Si j’ai pris comme exemple Bach et Cezanne, c’est parce que leurs
oeuvres ont resisté au temps - elles sont immortelles. Ce ne sera
certainement pas le cas avec vos divertissement technophiles. Dans
votre système de valeurs, basé sur l’argent et le financement, une
chanson de Britney Spears vaut bien plus cher qu’une fugue de Bach.
Quant à l’orchestration dont vous avez « besoin », je vous signale que
Bach y a déjà pensé - mais vous voulez sans doute parler de
l’interprétation. Même là, je ne vois pas ce que fait l’argent. On a
besoin de musiciens sachant interpréter la partition. Des talents et de
l’enthousiasme. De la passion et de la foi. Du travail de mise en
place. Cependant, quand j’écoute différentes versions des œuvres de
Bach, celles les mieux interpretées, le sont par des musiciens chinois ; les moins bien payés par rapport à nos standards.

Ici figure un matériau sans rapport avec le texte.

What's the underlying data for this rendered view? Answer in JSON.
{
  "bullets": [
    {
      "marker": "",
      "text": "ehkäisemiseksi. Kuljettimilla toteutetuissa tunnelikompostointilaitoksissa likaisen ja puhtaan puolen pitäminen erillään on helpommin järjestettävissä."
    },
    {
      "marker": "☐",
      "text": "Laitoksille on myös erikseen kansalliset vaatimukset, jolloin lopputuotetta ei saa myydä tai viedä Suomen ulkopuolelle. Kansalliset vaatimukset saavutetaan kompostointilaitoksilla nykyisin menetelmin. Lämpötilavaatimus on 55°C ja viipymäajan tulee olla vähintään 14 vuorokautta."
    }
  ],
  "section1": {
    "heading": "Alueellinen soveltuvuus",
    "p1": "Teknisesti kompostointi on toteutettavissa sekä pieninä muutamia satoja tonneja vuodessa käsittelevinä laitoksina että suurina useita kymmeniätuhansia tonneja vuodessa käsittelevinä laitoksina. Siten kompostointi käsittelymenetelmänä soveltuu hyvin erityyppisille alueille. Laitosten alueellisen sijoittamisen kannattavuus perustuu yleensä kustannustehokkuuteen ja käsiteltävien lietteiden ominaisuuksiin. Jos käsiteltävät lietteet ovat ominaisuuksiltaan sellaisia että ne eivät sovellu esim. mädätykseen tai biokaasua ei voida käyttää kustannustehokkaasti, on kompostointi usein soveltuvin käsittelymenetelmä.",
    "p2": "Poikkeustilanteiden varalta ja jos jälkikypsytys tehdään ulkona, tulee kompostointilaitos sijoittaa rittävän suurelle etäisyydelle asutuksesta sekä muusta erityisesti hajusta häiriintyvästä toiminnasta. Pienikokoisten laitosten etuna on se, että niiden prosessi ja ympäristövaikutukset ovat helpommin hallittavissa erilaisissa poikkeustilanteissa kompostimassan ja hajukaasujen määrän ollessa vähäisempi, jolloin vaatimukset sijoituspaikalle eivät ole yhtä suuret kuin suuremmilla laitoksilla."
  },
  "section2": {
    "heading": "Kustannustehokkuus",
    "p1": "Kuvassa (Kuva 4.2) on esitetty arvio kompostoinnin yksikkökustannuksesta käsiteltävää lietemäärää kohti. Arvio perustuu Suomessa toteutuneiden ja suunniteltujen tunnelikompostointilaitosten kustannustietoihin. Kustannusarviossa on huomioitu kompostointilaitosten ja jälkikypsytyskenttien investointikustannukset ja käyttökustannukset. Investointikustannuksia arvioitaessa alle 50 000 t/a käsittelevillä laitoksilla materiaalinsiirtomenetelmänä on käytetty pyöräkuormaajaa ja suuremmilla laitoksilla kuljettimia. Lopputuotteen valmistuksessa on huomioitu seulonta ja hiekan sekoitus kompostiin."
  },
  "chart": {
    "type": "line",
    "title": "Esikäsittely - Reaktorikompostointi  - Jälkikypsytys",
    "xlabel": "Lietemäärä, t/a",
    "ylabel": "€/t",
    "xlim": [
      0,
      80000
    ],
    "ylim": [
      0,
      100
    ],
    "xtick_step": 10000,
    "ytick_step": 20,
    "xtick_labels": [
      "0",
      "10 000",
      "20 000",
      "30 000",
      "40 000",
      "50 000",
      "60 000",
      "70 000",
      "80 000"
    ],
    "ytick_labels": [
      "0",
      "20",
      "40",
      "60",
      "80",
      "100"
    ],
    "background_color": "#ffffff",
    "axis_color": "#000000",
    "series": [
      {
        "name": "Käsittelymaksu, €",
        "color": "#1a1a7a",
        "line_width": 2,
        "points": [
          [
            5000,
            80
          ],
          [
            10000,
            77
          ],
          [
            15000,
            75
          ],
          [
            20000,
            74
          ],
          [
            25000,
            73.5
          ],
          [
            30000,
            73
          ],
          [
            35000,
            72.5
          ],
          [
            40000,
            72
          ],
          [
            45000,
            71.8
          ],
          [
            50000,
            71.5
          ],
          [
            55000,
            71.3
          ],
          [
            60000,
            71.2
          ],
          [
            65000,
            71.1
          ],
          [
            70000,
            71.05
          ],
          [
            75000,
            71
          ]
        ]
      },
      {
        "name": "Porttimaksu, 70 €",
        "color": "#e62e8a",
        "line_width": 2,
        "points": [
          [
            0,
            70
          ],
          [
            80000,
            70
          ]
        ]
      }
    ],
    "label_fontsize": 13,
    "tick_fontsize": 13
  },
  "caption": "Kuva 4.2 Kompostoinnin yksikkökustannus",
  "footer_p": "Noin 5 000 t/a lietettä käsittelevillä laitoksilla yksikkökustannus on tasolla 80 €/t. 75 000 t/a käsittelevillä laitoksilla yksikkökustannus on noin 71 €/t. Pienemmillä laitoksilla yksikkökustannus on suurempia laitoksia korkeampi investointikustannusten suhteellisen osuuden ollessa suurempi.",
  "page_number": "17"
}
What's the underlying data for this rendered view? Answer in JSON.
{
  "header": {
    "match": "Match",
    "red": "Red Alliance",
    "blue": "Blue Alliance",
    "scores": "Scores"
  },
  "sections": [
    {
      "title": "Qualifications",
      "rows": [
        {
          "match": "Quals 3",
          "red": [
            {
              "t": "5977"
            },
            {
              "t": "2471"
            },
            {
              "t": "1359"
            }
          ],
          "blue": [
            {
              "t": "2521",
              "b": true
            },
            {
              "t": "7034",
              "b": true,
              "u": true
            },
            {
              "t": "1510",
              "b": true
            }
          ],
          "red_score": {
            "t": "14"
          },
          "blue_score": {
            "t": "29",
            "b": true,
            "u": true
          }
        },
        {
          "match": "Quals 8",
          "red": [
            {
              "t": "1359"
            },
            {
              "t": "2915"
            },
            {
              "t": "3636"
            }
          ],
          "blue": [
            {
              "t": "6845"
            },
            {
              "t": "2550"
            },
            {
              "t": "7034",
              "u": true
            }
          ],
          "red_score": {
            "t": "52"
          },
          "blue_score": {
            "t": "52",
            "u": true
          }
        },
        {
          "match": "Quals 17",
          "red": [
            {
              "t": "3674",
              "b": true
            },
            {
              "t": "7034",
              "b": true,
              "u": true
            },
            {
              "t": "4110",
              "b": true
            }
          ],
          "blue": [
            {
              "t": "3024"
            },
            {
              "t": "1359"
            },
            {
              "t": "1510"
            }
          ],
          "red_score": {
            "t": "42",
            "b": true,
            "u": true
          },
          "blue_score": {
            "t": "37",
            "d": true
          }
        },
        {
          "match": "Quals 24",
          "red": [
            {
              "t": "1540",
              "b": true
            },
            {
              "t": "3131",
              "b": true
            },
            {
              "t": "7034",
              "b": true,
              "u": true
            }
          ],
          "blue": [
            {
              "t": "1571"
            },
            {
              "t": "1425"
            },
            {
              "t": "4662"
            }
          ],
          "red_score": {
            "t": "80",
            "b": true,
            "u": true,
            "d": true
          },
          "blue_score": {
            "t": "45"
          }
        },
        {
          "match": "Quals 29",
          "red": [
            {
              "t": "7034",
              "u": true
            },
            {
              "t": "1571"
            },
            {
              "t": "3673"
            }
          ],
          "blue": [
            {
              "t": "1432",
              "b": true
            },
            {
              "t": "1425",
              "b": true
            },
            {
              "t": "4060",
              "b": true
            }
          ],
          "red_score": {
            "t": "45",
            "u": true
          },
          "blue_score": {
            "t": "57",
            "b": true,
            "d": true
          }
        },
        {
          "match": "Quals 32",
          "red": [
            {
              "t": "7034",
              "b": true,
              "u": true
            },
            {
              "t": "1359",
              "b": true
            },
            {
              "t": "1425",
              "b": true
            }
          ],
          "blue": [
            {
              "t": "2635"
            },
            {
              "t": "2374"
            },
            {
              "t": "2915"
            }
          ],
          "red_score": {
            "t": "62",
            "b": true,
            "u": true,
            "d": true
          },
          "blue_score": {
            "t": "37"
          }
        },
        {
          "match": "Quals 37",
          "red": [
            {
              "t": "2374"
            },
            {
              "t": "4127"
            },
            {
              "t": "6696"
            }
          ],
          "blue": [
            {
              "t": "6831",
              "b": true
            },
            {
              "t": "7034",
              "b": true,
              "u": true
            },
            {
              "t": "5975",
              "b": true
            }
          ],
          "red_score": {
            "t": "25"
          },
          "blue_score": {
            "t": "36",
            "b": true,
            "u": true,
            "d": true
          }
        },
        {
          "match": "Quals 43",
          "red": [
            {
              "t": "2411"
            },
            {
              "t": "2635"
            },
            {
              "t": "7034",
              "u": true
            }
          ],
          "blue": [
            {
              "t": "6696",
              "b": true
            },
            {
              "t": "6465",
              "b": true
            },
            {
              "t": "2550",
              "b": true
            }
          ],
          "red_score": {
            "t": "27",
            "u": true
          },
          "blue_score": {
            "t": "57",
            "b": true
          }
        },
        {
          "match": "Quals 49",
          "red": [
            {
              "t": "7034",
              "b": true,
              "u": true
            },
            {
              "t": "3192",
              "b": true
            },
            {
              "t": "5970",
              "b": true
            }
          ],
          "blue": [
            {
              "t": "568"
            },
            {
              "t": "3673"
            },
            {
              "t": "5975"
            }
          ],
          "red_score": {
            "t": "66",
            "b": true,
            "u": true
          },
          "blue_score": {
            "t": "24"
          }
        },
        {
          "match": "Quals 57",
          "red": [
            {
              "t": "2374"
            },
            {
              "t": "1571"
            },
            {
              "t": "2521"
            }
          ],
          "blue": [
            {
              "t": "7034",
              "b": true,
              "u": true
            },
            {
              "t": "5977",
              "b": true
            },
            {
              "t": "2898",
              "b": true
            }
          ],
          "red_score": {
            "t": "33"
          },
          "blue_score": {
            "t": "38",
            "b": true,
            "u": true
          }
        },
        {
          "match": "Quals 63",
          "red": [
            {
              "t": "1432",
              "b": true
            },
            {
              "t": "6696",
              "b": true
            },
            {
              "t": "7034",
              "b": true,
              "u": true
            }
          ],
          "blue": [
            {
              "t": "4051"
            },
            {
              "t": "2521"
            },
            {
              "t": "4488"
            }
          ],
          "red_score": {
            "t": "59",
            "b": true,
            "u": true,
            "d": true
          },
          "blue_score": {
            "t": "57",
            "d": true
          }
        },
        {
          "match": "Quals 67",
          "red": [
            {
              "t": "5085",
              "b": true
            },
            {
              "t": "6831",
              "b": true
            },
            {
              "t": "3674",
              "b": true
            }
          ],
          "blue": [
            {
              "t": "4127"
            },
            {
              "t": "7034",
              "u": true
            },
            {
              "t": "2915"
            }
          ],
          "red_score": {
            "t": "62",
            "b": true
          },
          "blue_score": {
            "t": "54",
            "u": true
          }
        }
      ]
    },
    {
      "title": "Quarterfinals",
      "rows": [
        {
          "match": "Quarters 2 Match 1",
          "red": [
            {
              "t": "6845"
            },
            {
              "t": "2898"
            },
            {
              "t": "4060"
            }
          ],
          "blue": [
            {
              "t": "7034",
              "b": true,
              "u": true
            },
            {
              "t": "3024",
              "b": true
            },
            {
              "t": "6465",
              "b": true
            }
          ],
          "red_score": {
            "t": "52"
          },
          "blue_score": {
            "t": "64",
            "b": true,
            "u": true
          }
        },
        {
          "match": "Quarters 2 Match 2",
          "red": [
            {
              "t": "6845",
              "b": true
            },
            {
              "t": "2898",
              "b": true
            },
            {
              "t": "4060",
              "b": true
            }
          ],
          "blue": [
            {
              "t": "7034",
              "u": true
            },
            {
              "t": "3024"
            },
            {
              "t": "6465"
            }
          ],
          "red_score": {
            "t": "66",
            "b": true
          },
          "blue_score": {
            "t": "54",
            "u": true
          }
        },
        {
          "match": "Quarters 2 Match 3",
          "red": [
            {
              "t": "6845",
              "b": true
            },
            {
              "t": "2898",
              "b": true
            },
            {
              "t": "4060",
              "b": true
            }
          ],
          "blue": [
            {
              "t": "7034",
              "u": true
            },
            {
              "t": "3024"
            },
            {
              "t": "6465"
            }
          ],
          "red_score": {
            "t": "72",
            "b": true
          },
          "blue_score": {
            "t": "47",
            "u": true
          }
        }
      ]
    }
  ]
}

Si pour vous un spectacle doit être un étalage de moyens, allez au
luna-parc ou au cirque, vous y trouverez votre bonheur. Mais n’appelez
pas ça de l’Art, par pitié. L’art se fiche de financement, un artiste
n’est pas rentable, parce que rebelle, incontrôlable, indomptable et
politiquement incorrect. Vous voulez des vedettes et non pas des
artistes. Quand je recommande un film qui me plait, par ex. "L’armée
des 12 singes" à des gens, on me dit que c’est trop intello, on
veut du facile, de l’action et surtout pas un truc qui fait réfléchir.
Voilà ce que votre financement a fait : les gens ont peur de l’art,
parce que ça risque de susciter en eux des interrogations, des
réflections. Et ça, c’est très fatiguant - je paie pour un spectacle,
pas pour me fatiguer les neurones.
Aujourd’hui ce que l’on appelle officiellement de la culture, ce n’est
que du divertissement. Ne me mésinterprétez pas - on a besoin de se
divertir. Mais l’Art, ce n’est pas ça. L’Art dérange, choque, malmène
les convictions. Comment voulez-vous financer quelqu’un qui vous met
mal à l’aise en vous placant devant une verité qui casse vos idées
toutes faites ? Un artiste financé : quel oxymore !
Je souhaite que vous vous achetez un agréable divertissement, que vous
passez du bon temps à fantasmer en vous vautrant dans le luxe virtuel
que procure un spectacle correctement financé.